Слава Богу, вчера из Крыма вернулся Никита. Как бы из другой страны — если это будет закреплено, то привыкнут к этому только «новые русские» и «новые украинцы».
Страшная сила воображения! Разоружающая, расслабляющая, томящая, настигающая, убивающая, не знающая ни берега, ни предела!
Ее обещания и выверты могут быть бесподобны, но — как опасна! Какие разочарования они обещают!
29.7.93.
(От Матфея.)…Вдруг представил себе, как народ тогда — влачился… Это было даже картинно — нечто растительное. (Разум включился и объяснил, напомнил, что время-то — уже новая эра и многое с человечеством уже было: и государственность, и политическая, и философская, и прочая мысль), и тем не менее — среда, внутри которой движется Иисус, — люди, которые бегут за ним, падают к его ногам, которых он ведет со всепобеждающей силой, — все это и неким видением некоего ветвления, стелющегося, колеблемого всяким ветром и всякой силой…
Друг друга спрашивают: ты верующий, веришь, крещен?
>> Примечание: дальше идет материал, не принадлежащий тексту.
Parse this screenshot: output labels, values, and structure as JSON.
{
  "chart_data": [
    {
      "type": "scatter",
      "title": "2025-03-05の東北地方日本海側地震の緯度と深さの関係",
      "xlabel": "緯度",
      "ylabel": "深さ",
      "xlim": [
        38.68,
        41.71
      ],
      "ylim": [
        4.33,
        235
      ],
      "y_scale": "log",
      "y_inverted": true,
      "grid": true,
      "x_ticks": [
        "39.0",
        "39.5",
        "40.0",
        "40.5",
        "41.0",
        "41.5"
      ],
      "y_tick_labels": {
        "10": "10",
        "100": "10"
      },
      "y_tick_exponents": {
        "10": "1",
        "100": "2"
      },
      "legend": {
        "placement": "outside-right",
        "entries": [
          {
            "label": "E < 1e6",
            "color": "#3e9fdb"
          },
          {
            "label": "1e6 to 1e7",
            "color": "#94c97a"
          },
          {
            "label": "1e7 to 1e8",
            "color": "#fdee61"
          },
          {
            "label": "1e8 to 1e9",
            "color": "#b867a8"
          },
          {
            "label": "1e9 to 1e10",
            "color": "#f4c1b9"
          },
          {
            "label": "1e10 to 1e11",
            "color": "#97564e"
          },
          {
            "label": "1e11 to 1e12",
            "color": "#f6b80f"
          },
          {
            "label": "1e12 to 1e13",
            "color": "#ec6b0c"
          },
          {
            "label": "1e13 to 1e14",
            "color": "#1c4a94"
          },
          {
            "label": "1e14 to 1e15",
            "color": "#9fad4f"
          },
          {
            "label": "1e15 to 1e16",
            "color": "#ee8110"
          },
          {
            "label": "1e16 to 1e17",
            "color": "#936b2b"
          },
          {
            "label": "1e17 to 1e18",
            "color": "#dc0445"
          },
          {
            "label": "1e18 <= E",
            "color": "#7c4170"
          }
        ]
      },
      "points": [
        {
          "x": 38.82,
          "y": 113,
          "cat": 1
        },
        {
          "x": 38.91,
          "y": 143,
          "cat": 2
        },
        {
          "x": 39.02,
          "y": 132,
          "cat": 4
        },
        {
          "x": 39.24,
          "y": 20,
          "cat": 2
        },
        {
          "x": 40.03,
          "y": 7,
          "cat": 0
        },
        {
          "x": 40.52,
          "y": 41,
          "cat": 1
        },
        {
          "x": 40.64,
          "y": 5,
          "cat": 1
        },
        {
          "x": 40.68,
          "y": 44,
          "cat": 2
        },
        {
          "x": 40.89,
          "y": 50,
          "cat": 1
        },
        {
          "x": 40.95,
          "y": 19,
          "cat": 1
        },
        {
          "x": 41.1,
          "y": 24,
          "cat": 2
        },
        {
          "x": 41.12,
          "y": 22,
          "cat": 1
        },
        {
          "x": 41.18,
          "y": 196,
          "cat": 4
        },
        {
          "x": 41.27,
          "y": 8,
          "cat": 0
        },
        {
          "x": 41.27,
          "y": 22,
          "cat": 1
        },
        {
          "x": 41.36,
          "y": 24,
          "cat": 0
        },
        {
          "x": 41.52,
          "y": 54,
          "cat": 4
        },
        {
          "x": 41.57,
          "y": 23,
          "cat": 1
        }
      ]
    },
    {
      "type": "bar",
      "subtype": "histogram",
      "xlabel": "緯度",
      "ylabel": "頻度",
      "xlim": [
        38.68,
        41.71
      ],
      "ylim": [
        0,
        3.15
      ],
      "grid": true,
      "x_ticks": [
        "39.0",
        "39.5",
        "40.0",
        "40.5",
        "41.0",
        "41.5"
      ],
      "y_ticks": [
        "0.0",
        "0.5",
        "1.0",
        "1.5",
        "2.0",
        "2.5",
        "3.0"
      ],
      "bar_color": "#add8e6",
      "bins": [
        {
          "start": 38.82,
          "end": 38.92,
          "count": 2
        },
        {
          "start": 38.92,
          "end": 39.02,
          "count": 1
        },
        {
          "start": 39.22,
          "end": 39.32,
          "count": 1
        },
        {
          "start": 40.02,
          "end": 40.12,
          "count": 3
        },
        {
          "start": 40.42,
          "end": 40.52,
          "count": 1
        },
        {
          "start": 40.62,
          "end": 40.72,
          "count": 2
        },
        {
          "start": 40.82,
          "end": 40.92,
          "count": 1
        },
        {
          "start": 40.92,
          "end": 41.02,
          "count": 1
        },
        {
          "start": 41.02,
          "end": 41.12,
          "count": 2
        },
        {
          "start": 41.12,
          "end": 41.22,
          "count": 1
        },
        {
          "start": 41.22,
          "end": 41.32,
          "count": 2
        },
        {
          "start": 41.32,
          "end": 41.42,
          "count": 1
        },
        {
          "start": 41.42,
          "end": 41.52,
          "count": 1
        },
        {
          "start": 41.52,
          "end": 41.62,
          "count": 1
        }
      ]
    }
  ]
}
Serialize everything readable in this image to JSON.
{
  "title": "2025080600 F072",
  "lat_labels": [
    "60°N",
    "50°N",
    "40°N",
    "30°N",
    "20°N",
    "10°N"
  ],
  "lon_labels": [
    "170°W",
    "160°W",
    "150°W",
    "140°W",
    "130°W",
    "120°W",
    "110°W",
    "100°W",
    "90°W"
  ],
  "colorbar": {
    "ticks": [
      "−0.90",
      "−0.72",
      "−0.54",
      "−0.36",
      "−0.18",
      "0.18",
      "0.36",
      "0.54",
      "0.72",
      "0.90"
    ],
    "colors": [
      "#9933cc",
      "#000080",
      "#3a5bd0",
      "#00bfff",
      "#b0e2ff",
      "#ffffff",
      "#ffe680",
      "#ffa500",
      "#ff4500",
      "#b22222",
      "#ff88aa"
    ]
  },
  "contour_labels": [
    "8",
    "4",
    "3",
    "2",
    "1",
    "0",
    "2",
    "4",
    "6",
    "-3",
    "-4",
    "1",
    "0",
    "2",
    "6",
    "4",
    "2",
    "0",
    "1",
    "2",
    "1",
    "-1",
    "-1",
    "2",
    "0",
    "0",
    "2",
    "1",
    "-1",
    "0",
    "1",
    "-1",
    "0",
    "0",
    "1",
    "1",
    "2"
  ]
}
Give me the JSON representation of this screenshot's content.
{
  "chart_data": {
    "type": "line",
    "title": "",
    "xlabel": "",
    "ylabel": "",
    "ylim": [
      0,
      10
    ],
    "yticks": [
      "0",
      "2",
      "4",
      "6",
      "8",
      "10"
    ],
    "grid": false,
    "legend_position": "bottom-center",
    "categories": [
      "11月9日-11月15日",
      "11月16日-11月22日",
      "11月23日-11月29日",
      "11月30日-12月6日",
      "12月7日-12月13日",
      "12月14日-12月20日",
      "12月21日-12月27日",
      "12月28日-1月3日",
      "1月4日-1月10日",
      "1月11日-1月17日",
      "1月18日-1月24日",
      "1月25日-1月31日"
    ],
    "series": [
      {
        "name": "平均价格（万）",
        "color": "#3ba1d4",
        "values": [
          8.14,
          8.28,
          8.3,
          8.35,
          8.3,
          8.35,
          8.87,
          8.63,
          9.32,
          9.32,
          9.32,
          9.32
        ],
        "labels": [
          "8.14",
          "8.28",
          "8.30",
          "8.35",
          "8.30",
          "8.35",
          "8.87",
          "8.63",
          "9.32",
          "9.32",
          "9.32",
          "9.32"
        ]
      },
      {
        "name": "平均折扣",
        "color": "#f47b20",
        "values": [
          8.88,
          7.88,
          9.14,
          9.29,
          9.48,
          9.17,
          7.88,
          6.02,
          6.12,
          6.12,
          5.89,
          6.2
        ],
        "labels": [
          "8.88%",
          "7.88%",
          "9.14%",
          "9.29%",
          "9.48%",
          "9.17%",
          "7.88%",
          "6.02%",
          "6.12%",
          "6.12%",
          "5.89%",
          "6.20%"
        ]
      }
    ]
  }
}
И часто так все ясно: крещен, я православный, верующий и т. д.
А когда читаешь Евангелие, понятней некуда сказано: живешь по заповедям — значит веруешь, подчиняешься Божьему закону.
В мирской жизни об исполнении заповедей говорят обычно в судах (ага, попались!), да и то как о преступлениях перед людьми.
30.7.93.
Вот где материя берет свое; ее первичностью все пропитано; а где дух? И дух где-то здесь, затаенный, затаившийся, испуганный, ищущий, на что бы опереться, на какую духовную точку. Вчера я пытался опереться, скажем так, на точку, мне не свойственную, но, думалось-то, от меня не закрытую… Хотя бы потому готов без конца повторять, что грешен и виноват; я не могу причислить себя к грешникам, как великим, так и пошлым. Все-таки я старался жить (а иначе и не мог, вероятно, даже и не стараясь) по Его заветам (где-то есть про это в моих стихах).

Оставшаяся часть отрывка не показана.